Israel Removes Barrier That Protected Gilo

— Jennifer Laszlo Mizrahi

Despite Settlement Freeze, Palestinians Have Yet to Agree to Direct Talks

Following a dramatic decrease in attacks, Israel is removing an 8-year-old security barrier between the Jewish neighborhood of Gilo and the Arab town of Beit Jalla, where Palestinian terrorists had been using homes to shoot at Israeli civilians. The barrier between the two areas isn’t part of Israel’s security fence. Meanwhile, nine months after Israeli Prime Minister Benjamin Netanyahu announced a 10-month moratorium on settlement construction in the West Bank, the Palestinian Authority (PA) still hasn’t agreed to direct peace talks with Israel.  

Security Barrier Protecting Gilo Neighborhood

Starting in 2000, Fatah militants took over the homes of Christian Arabs living in Beit Jalla to shoot at Gilo residents. Terrorists fired on Gilo more than 400 times from 2000 – 2002. As a result, Israel erected the protective barrier in 2002, helping to decrease the attacks. Israel later launched a defensive campaign – Operation Defensive Shield – to stop terror attacks during the second Palestinian Intifada (uprising), which stopped the attacks altogether. Gilo residents have expressed mixed emotions to the barrier coming down, with some fearing a resumption in attacks; others have said they’re optimistic that there won’t be more attacks and look forward to not being forced to live behind a wall.
On Sunday (Aug. 15), the Israel Defense Forces (IDF) began to take down the 2,000-foot (600-meter), barrier and plan to remove the remainder during the next two weeks.

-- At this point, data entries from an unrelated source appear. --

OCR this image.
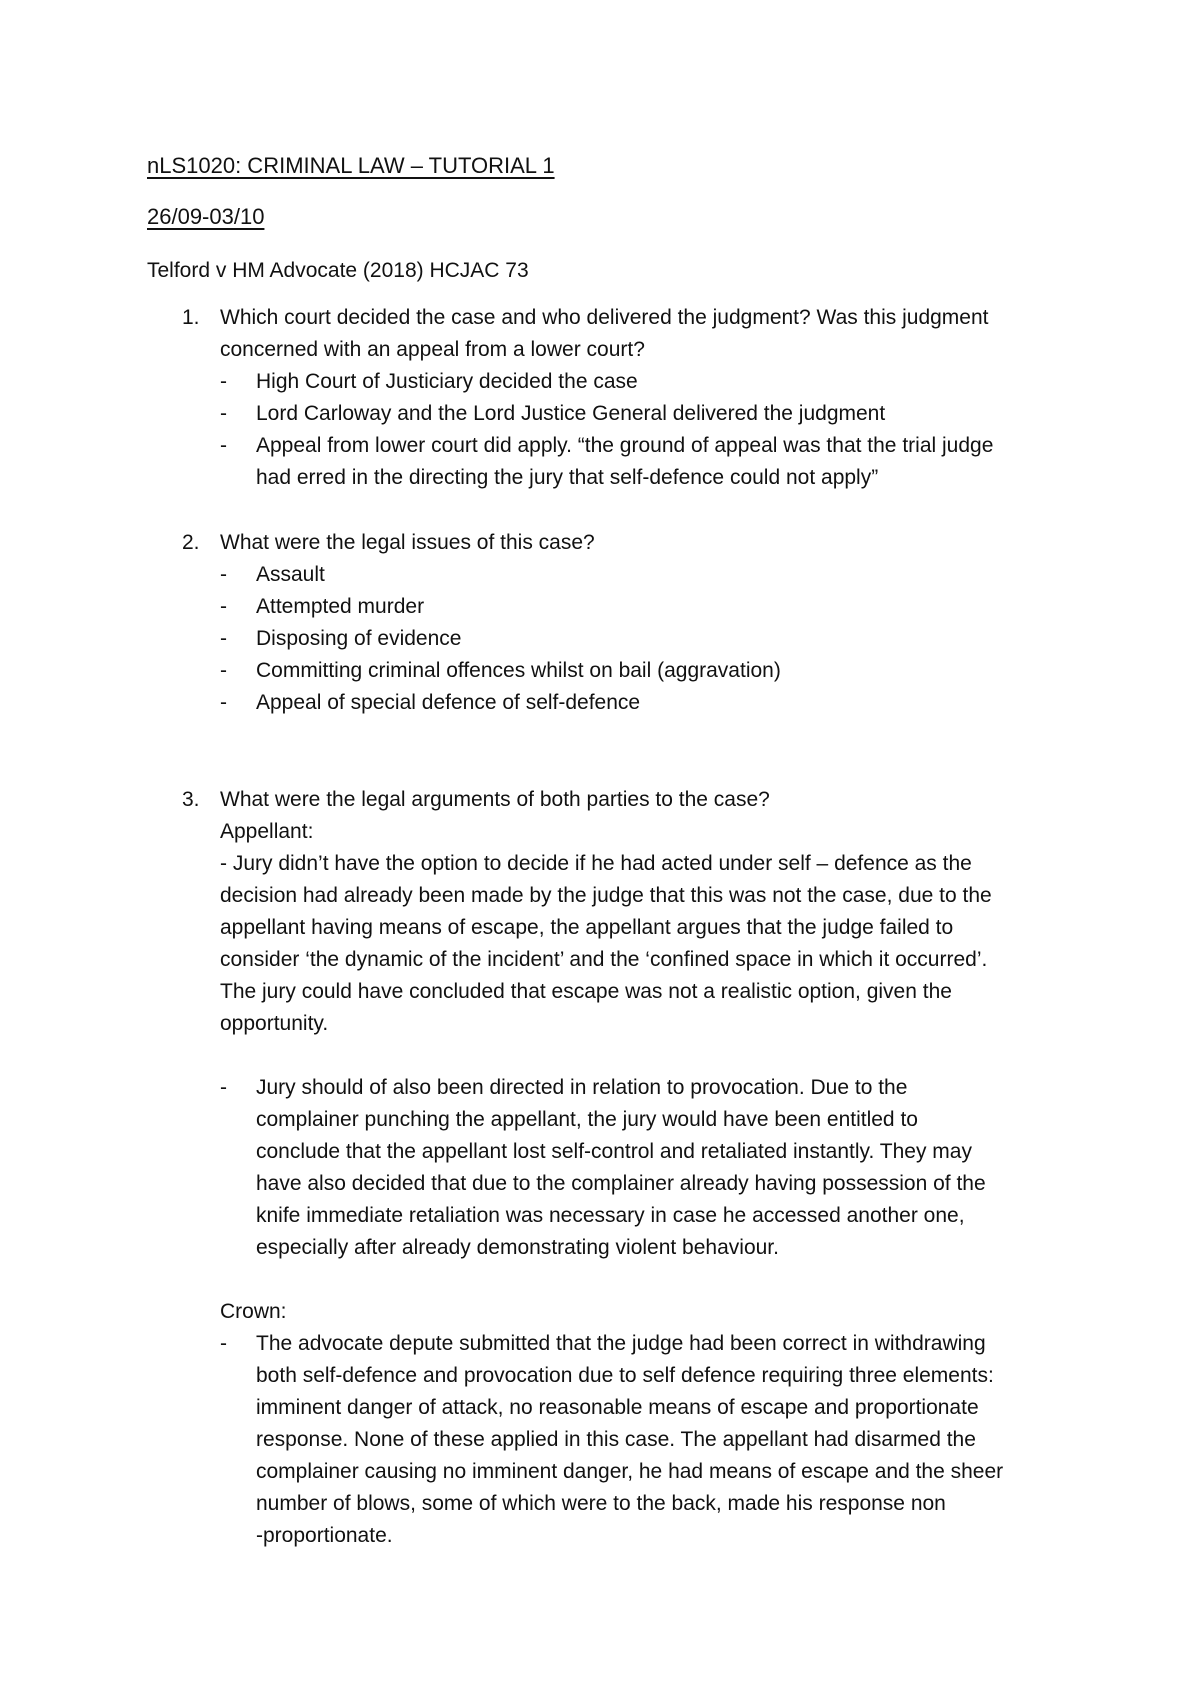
nLS1020: CRIMINAL LAW – TUTORIAL 1
26/09-03/10
Telford v HM Advocate (2018) HCJAC 73
1. Which court decided the case and who delivered the judgment? Was this judgment
concerned with an appeal from a lower court?
- High Court of Justiciary decided the case
- Lord Carloway and the Lord Justice General delivered the judgment
- Appeal from lower court did apply. “the ground of appeal was that the trial judge
had erred in the directing the jury that self-defence could not apply”
2. What were the legal issues of this case?
- Assault
- Attempted murder
- Disposing of evidence
- Committing criminal offences whilst on bail (aggravation)
- Appeal of special defence of self-defence
3. What were the legal arguments of both parties to the case?
Appellant:
- Jury didn’t have the option to decide if he had acted under self – defence as the
decision had already been made by the judge that this was not the case, due to the
appellant having means of escape, the appellant argues that the judge failed to
consider ‘the dynamic of the incident’ and the ‘confined space in which it occurred’.
The jury could have concluded that escape was not a realistic option, given the
opportunity.
- Jury should of also been directed in relation to provocation. Due to the
complainer punching the appellant, the jury would have been entitled to
conclude that the appellant lost self-control and retaliated instantly. They may
have also decided that due to the complainer already having possession of the
knife immediate retaliation was necessary in case he accessed another one,
especially after already demonstrating violent behaviour.
Crown:
- The advocate depute submitted that the judge had been correct in withdrawing
both self-defence and provocation due to self defence requiring three elements:
imminent danger of attack, no reasonable means of escape and proportionate
response. None of these applied in this case. The appellant had disarmed the
complainer causing no imminent danger, he had means of escape and the sheer
number of blows, some of which were to the back, made his response non
-proportionate.
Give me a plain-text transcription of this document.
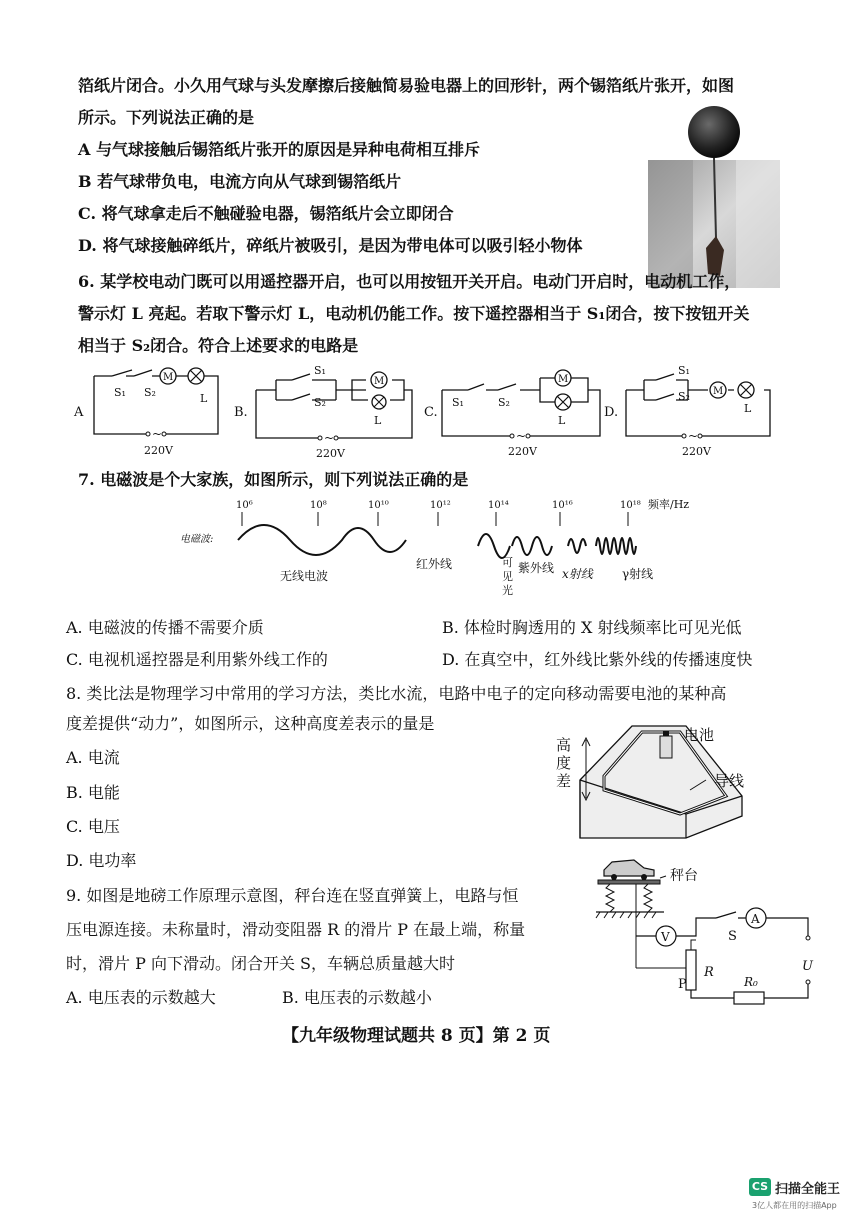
箔纸片闭合。小久用气球与头发摩擦后接触简易验电器上的回形针，两个锡箔纸片张开，如图
所示。下列说法正确的是
A 与气球接触后锡箔纸片张开的原因是异种电荷相互排斥
B 若气球带负电，电流方向从气球到锡箔纸片
C. 将气球拿走后不触碰验电器，锡箔纸片会立即闭合
D. 将气球接触碎纸片，碎纸片被吸引，是因为带电体可以吸引轻小物体
6. 某学校电动门既可以用遥控器开启，也可以用按钮开关开启。电动门开启时，电动机工作，
警示灯 L 亮起。若取下警示灯 L，电动机仍能工作。按下遥控器相当于 S₁闭合，按下按钮开关
相当于 S₂闭合。符合上述要求的电路是
A
S₁ S₂
M
L
~
220V
B.
S₁
S₂
M
L
~
220V
C.
S₁	S₂
M
L
~
220V
D.
S₁
S₂ M
L
~
220V
7. 电磁波是个大家族，如图所示，则下列说法正确的是
电磁波:
10⁶	10⁸	10¹⁰	10¹²	10¹⁴	10¹⁶	10¹⁸ 频率/Hz
无线电波
红外线	可
见
光
紫外线 x射线 γ射线
A. 电磁波的传播不需要介质	B. 体检时胸透用的 X 射线频率比可见光低
C. 电视机遥控器是利用紫外线工作的	D. 在真空中，红外线比紫外线的传播速度快
8. 类比法是物理学习中常用的学习方法，类比水流，电路中电子的定向移动需要电池的某种高
度差提供“动力”，如图所示，这种高度差表示的量是
A. 电流
B. 电能
C. 电压
D. 电功率
高
度
差
电池
导线
9. 如图是地磅工作原理示意图，秤台连在竖直弹簧上，电路与恒
压电源连接。未称量时，滑动变阻器 R 的滑片 P 在最上端，称量
时，滑片 P 向下滑动。闭合开关 S，车辆总质量越大时
A. 电压表的示数越大	B. 电压表的示数越小
秤台
V	S
A
U
R
P	R₀
【九年级物理试题共 8 页】第 2 页
CS 扫描全能王
3亿人都在用的扫描App
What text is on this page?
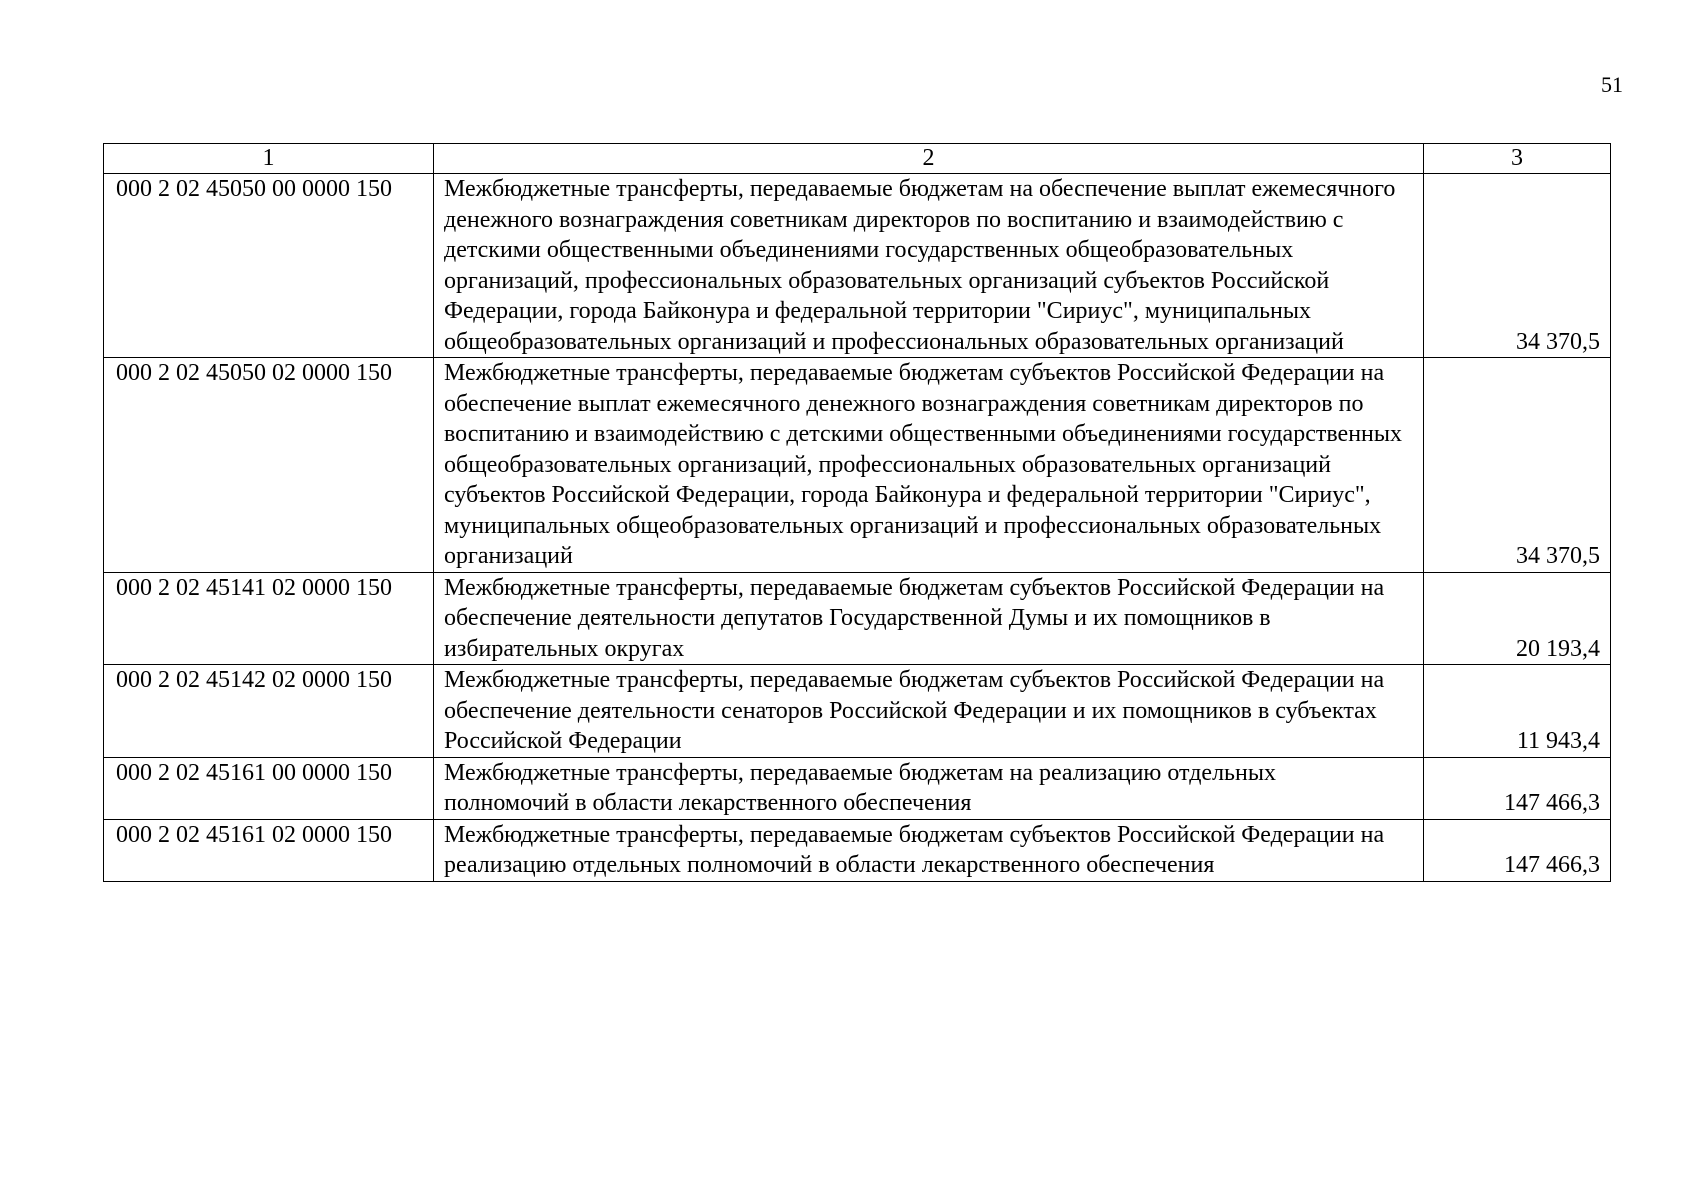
51
1	2	3
000 2 02 45050 00 0000 150	Межбюджетные трансферты, передаваемые бюджетам на обеспечение выплат ежемесячного денежного вознаграждения советникам директоров по воспитанию и взаимодействию с детскими общественными объединениями государственных общеобразовательных организаций, профессиональных образовательных организаций субъектов Российской Федерации, города Байконура и федеральной территории "Сириус", муниципальных общеобразовательных организаций и профессиональных образовательных организаций	34 370,5
000 2 02 45050 02 0000 150	Межбюджетные трансферты, передаваемые бюджетам субъектов Российской Федерации на обеспечение выплат ежемесячного денежного вознаграждения советникам директоров по воспитанию и взаимодействию с детскими общественными объединениями государственных общеобразовательных организаций, профессиональных образовательных организаций субъектов Российской Федерации, города Байконура и федеральной территории "Сириус", муниципальных общеобразовательных организаций и профессиональных образовательных организаций	34 370,5
000 2 02 45141 02 0000 150	Межбюджетные трансферты, передаваемые бюджетам субъектов Российской Федерации на обеспечение деятельности депутатов Государственной Думы и их помощников в избирательных округах	20 193,4
000 2 02 45142 02 0000 150	Межбюджетные трансферты, передаваемые бюджетам субъектов Российской Федерации на обеспечение деятельности сенаторов Российской Федерации и их помощников в субъектах Российской Федерации	11 943,4
000 2 02 45161 00 0000 150	Межбюджетные трансферты, передаваемые бюджетам на реализацию отдельных полномочий в области лекарственного обеспечения	147 466,3
000 2 02 45161 02 0000 150	Межбюджетные трансферты, передаваемые бюджетам субъектов Российской Федерации на реализацию отдельных полномочий в области лекарственного обеспечения	147 466,3
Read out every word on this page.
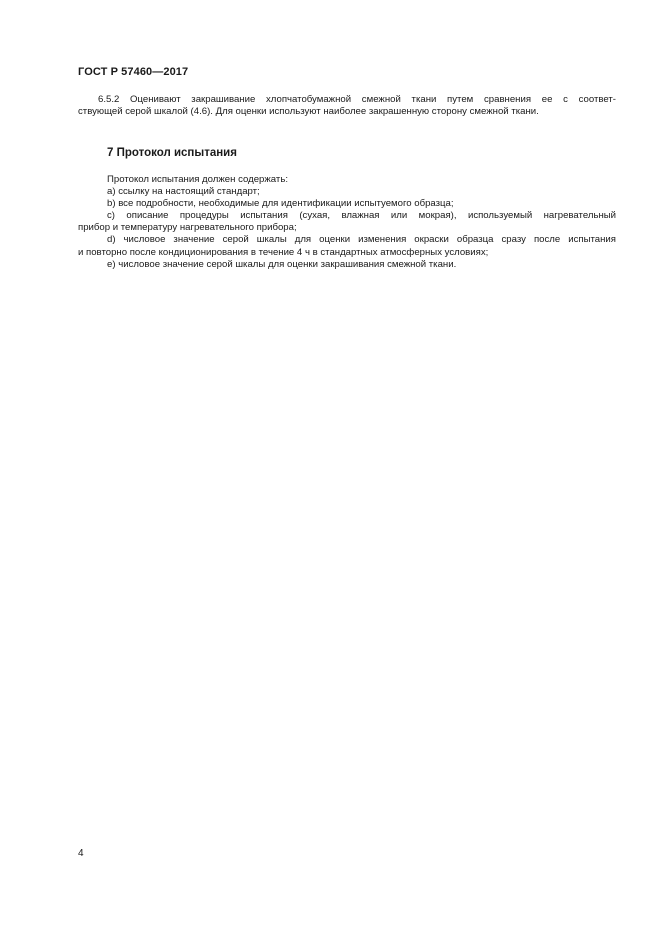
ГОСТ Р 57460—2017
6.5.2 Оценивают закрашивание хлопчатобумажной смежной ткани путем сравнения ее с соответ-
ствующей серой шкалой (4.6). Для оценки используют наиболее закрашенную сторону смежной ткани.
7 Протокол испытания
Протокол испытания должен содержать:
a) ссылку на настоящий стандарт;
b) все подробности, необходимые для идентификации испытуемого образца;
c) описание процедуры испытания (сухая, влажная или мокрая), используемый нагревательный
прибор и температуру нагревательного прибора;
d) числовое значение серой шкалы для оценки изменения окраски образца сразу после испытания
и повторно после кондиционирования в течение 4 ч в стандартных атмосферных условиях;
e) числовое значение серой шкалы для оценки закрашивания смежной ткани.
4
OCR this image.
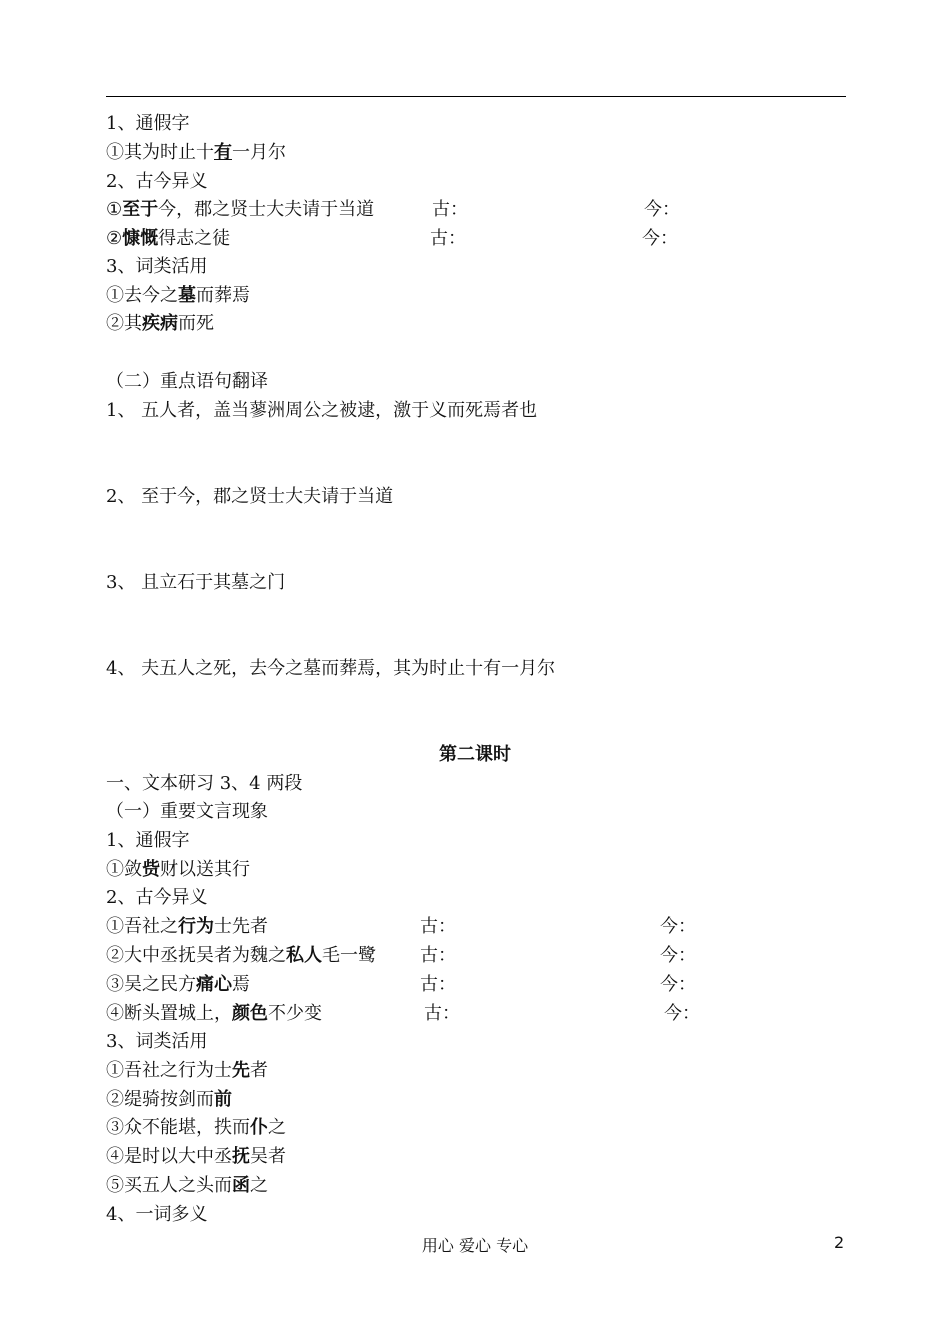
1、通假字
①其为时止十有一月尔
2、古今异义
①至于今，郡之贤士大夫请于当道	古：	今：
②慷慨得志之徒	古：	今：
3、词类活用
①去今之墓而葬焉
②其疾病而死
（二）重点语句翻译
1、 五人者，盖当蓼洲周公之被逮，激于义而死焉者也
2、 至于今，郡之贤士大夫请于当道
3、 且立石于其墓之门
4、 夫五人之死，去今之墓而葬焉，其为时止十有一月尔
第二课时
一、文本研习 3、4 两段
（一）重要文言现象
1、通假字
①敛赀财以送其行
2、古今异义
①吾社之行为士先者	古：	今：
②大中丞抚吴者为魏之私人毛一鹭 古：	今：
③吴之民方痛心焉	古：	今：
④断头置城上，颜色不少变	古：	今：
3、词类活用
①吾社之行为士先者
②缇骑按剑而前
③众不能堪，抶而仆之
④是时以大中丞抚吴者
⑤买五人之头而函之
4、一词多义
用心 爱心 专心	2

IDF Lt. Col. Hezi Ravivo said, “Right now the security situation is better and we do not see any reason not to take it down. We will keep the parts that comprise the wall and if the need arises, we can build it anew.”

Israel’s Ongoing Settlement Freeze

Netanyahu instituted the settlement freeze in an effort to restart peace talks with the PA and bolster confidence between the two sides. His decision, which became law Nov. 25, 2009, applies to all residential building in West Bank settlements, although completion of 3,000 units already under construction was permitted. The freeze doesn’t apply to Jerusalem neighborhoods outside of the pre-1967 borders, as the Israeli government considers them distinct from those in the West Bank.

Whether the freeze continues beyond the Sept. 26, 2010 expiration date remains uncertain. Netanyahu’s government faces international pressure to extend the moratorium, even though direct talks have not come to fruition.

On July 29, 2010 Arab League foreign ministers approved Abbas entering into direct talks with Israel; if those talks begin, settlements will be among the disputed topics.

Israel’s commitment to the moratorium:

  • In February 2010, along with efforts to enforce the freeze, Israeli security forces sent 300 summonses to settlers in the West Bank who broke Israeli law by continuing construction.
  • During the freeze, Israeli security forces issued and made public a list of 28 settlements that violated the freeze. After the government received the list, Deputy Defense Minister Matan Vilnai confirmed that a court order to halt construction had been given out.
  • Settlers protested the settlement freeze, blocking security forces from entering West Bank settlements. As a result, Israeli police forces arrested the head of the Beit Aryeh council, Avi Naim. Beit Aryeh is a community with 3,900 residents. Israeli Defense Minister Ehud Barak reiterated Israel’s commitment to the freeze saying, “…the IDF and especially the [civil] administration are getting ready to ensure that the decision [to implement the settlement freeze] is carried out.”
  • In further efforts to persuade Palestinians to restart peace talks, Israel has taken steps to stop the Jerusalem district planning committee from carrying out construction projects in Jerusalem, even though the area is excluded from the freeze.
  • On Aug. 15, 2010, Netanyahu approved building 23 temporary classrooms in select West Bank settlements – an emergency measure to enable students to attend class. Educational institutions, however, are exempt from the moratorium.

Neighborhoods of Jerusalem, Legal Settlements

Direct peace talks between Israel and the Palestinian Authority will include boundary and land discussions. Many settlements that some in the international community consider illegal are in fact legal neighborhoods of Jerusalem. Some neighborhoods, such as Neve Yaakov and Gilo, were purchased by Jews prior to World War II.